Abstract 16306: Preserved Ejection Fraction and Patient Comorbidities in the Outpatient Clinics of the Canadian Heart Failure Network
While heart failure (HF) often presents with similar symptoms and signs, the etiology and accompanying comorbidities can be very different among patients. Although we have evidence based treatments for HF with reduced left ventricular ejection fraction (LVEF), we have few proven treatments for HF with preserved LVEF that alter the natural history of that syndrome.

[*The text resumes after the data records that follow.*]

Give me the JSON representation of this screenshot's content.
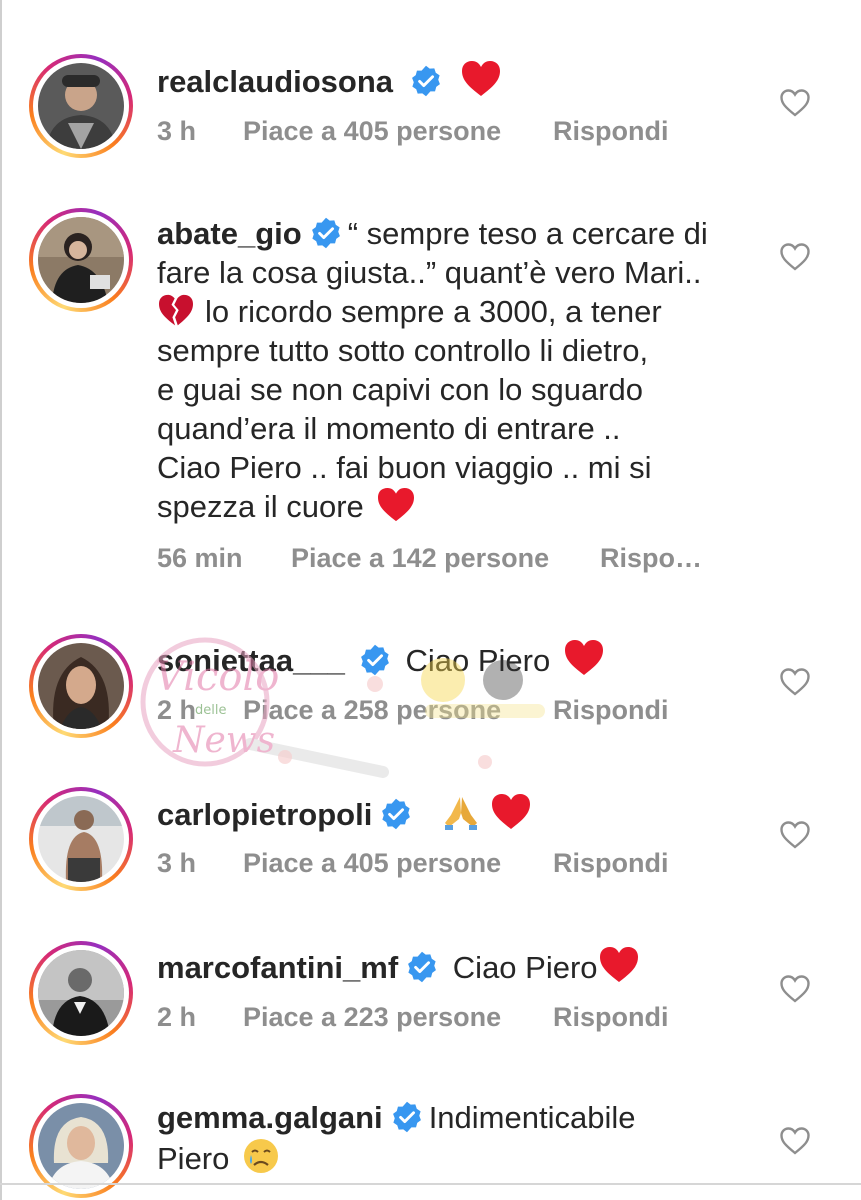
{
  "comments": [
    {
      "username": "realclaudiosona",
      "text": "",
      "emojis": [
        "heart"
      ],
      "time": "3 h",
      "likes": "Piace a 405 persone",
      "reply": "Rispondi"
    },
    {
      "username": "abate_gio",
      "text_lines": [
        "“ sempre teso a cercare di",
        "fare la cosa giusta..” quant’è vero Mari..",
        "lo ricordo sempre a 3000, a tener",
        "sempre tutto sotto controllo li dietro,",
        "e guai se non capivi con lo sguardo",
        "quand’era il momento di entrare ..",
        "Ciao Piero .. fai buon viaggio .. mi si",
        "spezza il cuore"
      ],
      "emojis": [
        "broken-heart",
        "heart"
      ],
      "time": "56 min",
      "likes": "Piace a 142 persone",
      "reply": "Rispo…"
    },
    {
      "username": "soniettaa___",
      "text": "Ciao Piero",
      "emojis": [
        "heart"
      ],
      "time": "2 h",
      "likes": "Piace a 258 persone",
      "reply": "Rispondi"
    },
    {
      "username": "carlopietropoli",
      "text": "",
      "emojis": [
        "folded-hands",
        "heart"
      ],
      "time": "3 h",
      "likes": "Piace a 405 persone",
      "reply": "Rispondi"
    },
    {
      "username": "marcofantini_mf",
      "text": "Ciao Piero",
      "emojis": [
        "heart"
      ],
      "time": "2 h",
      "likes": "Piace a 223 persone",
      "reply": "Rispondi"
    },
    {
      "username": "gemma.galgani",
      "text_lines": [
        "Indimenticabile",
        "Piero"
      ],
      "emojis": [
        "crying-face"
      ]
    }
  ],
  "watermark": {
    "line1": "Vicolo",
    "line2": "delle",
    "line3": "News"
  },
  "colors": {
    "text": "#262626",
    "meta": "#8e8e8e",
    "verified": "#3897f0",
    "heart": "#e8192c",
    "like_outline": "#8e8e8e"
  },
  "icons": [
    "verified-badge-icon",
    "heart-emoji-icon",
    "broken-heart-emoji-icon",
    "folded-hands-emoji-icon",
    "crying-face-emoji-icon",
    "like-heart-outline-icon"
  ]
}
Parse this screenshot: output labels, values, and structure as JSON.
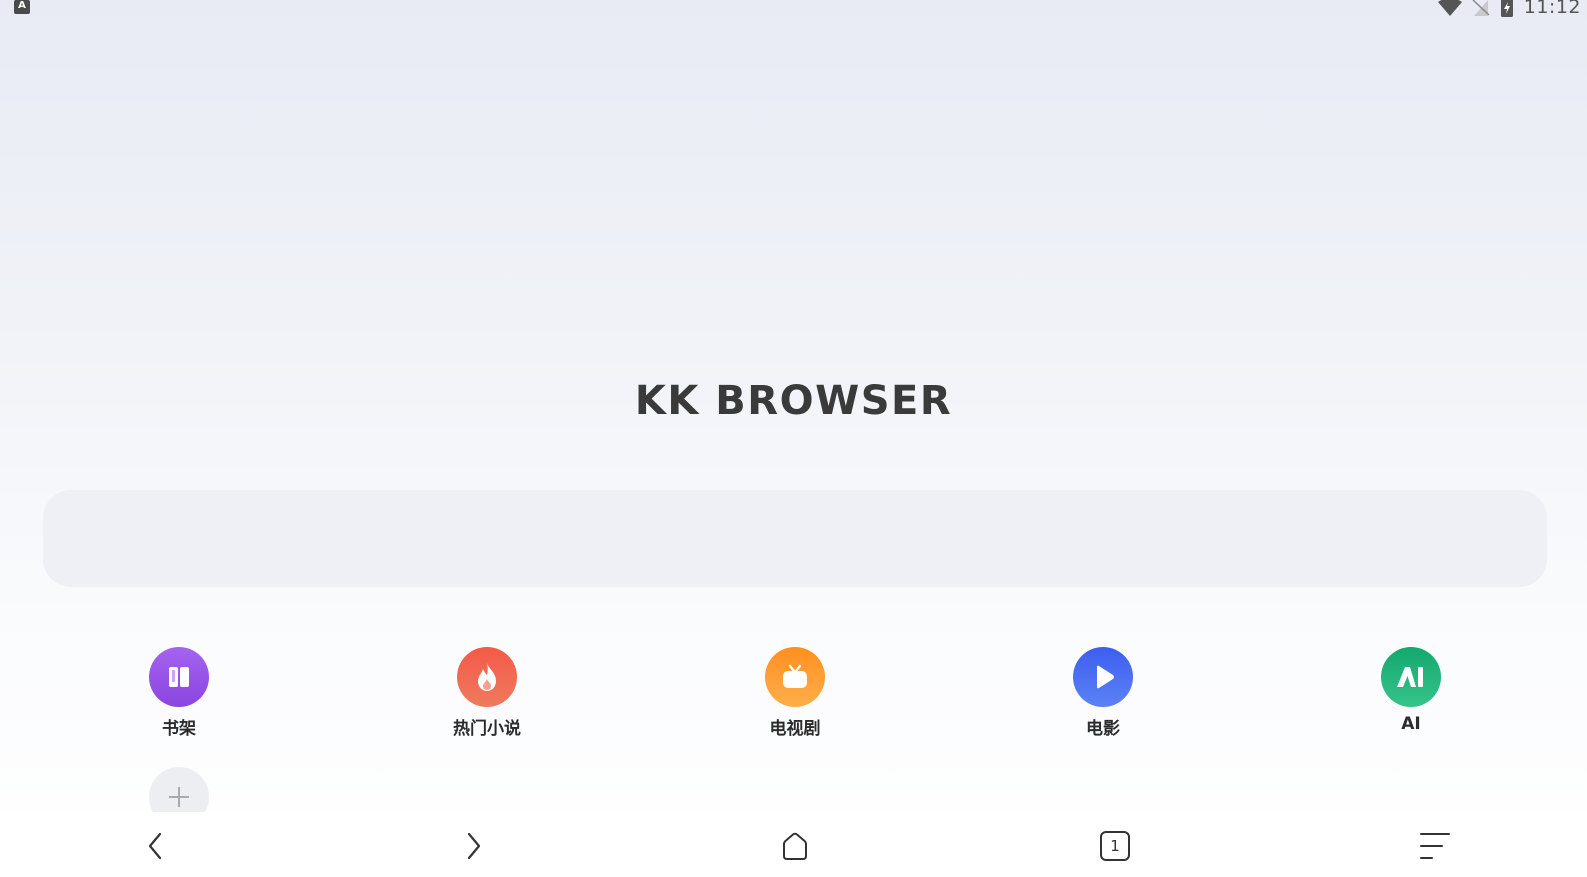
{
  "status_bar": {
    "left_icon": "keyboard-a-icon",
    "left_icon_glyph": "A",
    "time": "11:12",
    "icons": [
      "wifi-icon",
      "no-signal-icon",
      "battery-charging-icon"
    ]
  },
  "brand": {
    "logo_text": "KK BROWSER"
  },
  "search": {
    "placeholder": ""
  },
  "shortcuts": [
    {
      "label": "书架",
      "icon": "book-icon",
      "color": "#9b55e8"
    },
    {
      "label": "热门小说",
      "icon": "flame-icon",
      "color": "#f2594b"
    },
    {
      "label": "电视剧",
      "icon": "tv-icon",
      "color": "#ff9a2e"
    },
    {
      "label": "电影",
      "icon": "play-icon",
      "color": "#4a6df0"
    },
    {
      "label": "AI",
      "icon": "ai-icon",
      "color": "#22b87a"
    }
  ],
  "add_shortcut": {
    "icon": "plus-icon"
  },
  "toolbar": {
    "buttons": [
      "back-icon",
      "forward-icon",
      "home-icon",
      "tabs-icon",
      "menu-icon"
    ],
    "tab_count": "1"
  }
}
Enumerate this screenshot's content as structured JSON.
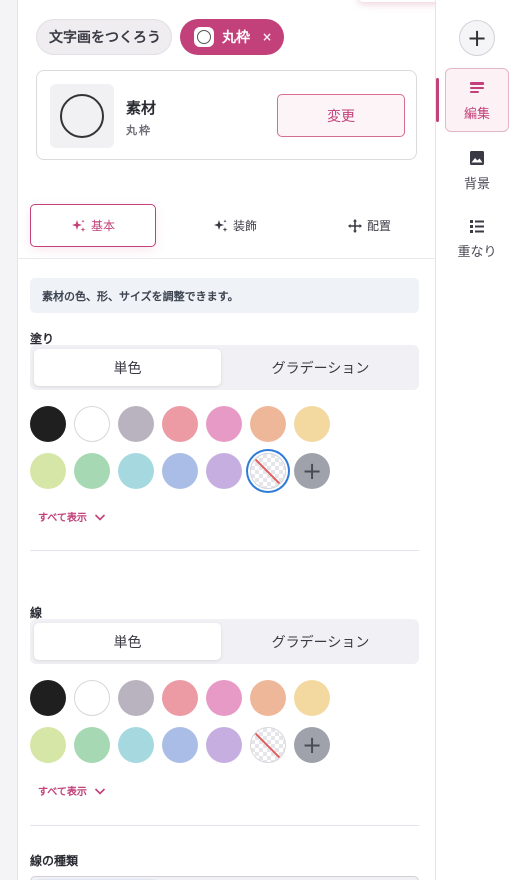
{
  "breadcrumb": {
    "parent": "文字画をつくろう",
    "current": "丸枠",
    "close": "×"
  },
  "material": {
    "title": "素材",
    "name": "丸枠",
    "change_label": "変更"
  },
  "subtabs": [
    {
      "label": "基本",
      "icon": "sparkle-icon",
      "active": true
    },
    {
      "label": "装飾",
      "icon": "sparkle-icon",
      "active": false
    },
    {
      "label": "配置",
      "icon": "move-icon",
      "active": false
    }
  ],
  "info_text": "素材の色、形、サイズを調整できます。",
  "fill": {
    "label": "塗り",
    "modes": [
      "単色",
      "グラデーション"
    ],
    "selected_mode": "単色",
    "selected_color": "transparent",
    "show_all": "すべて表示"
  },
  "stroke": {
    "label": "線",
    "modes": [
      "単色",
      "グラデーション"
    ],
    "selected_mode": "単色",
    "show_all": "すべて表示"
  },
  "stroke_type": {
    "label": "線の種類"
  },
  "palette": [
    "#1f1f1f",
    "#ffffff",
    "#b9b3bf",
    "#ec9aa3",
    "#e89ac6",
    "#efb79a",
    "#f3d9a0",
    "#d6e6a6",
    "#a7d8b4",
    "#a6d9df",
    "#a9bde6",
    "#c6afe0",
    "transparent",
    "add"
  ],
  "rail": {
    "add": "+",
    "items": [
      {
        "label": "編集",
        "icon": "edit-icon",
        "active": true
      },
      {
        "label": "背景",
        "icon": "image-icon",
        "active": false
      },
      {
        "label": "重なり",
        "icon": "layers-icon",
        "active": false
      }
    ]
  },
  "colors": {
    "accent": "#c2417a",
    "selected_outline": "#2f7bd8"
  }
}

We wished to identify some of the differing co-morbidities and their prevalence in a large (n=11,496) consecutive cohort of ambulatory patients referred for specialized multidisciplinary management to the HF outpatient clinics of the Canadian Heart Failure Network (CHFN). 9,210 patients had a reduced LVEF <0.45 and 2,286 had a preserved LVEF >0.45. The LVEF <0.45 group, compared to the LVEF >0.45, showed the following differences: Male, 74.8% vs 54.9%, p<0.001; Age, 65.9 vs 68.6 yrs, p<0.001; LVEF, 0.26 vs 0.55, p<0.001; Yrs of HF, 2.56 vs 2.26 yrs p=0.006; History of hypertension, 43.5% vs 50.8% p<0.001; History of diabetes 29.8% (Type I, 1.5%; Type II diet, 21.1%; Type II insulin 7.2%) vs 28.6% (Type I, 0.7%; Type II diet, 18.3%, Type II insulin 9.7%) p<0.001; History of dyslipidemia, 43.3% vs 36.4%, p<0.001; History of renal dysfunction, 18.1% vs 21.5%, p<0.001; Number of CV co-morbidities, 3.52 vs 3.46, p=0.046; NYHA FC (1, 2, 3, 4) 11.7, 41.4, 43.1, 3.8% vs 18.1, 36.5, 41.8, 3.6%, p<0.001. There were no significant differences between reduced and preserved EF groups among five major ethnic groups. Ambulatory patients referred for specialized multidisciplinary care in these HF outpatient clinics, and differentiated by an LVEF cut point of 0.45, confirmed the prevalence of older age, a more prevalent history of hypertension and renal dysfunction, and the higher use of insulin to treat Type II diabetes. While age remains unmodifiable, earlier multidisciplinary clinical trials to intervene on multiple targets including hypertension, diabetes, and renal dysfunction are required and more integrated collaboration of disease specific clinics may provide better understanding and treatments for HF with LVEF >0.45.
- © 2011 by American Heart Association, Inc.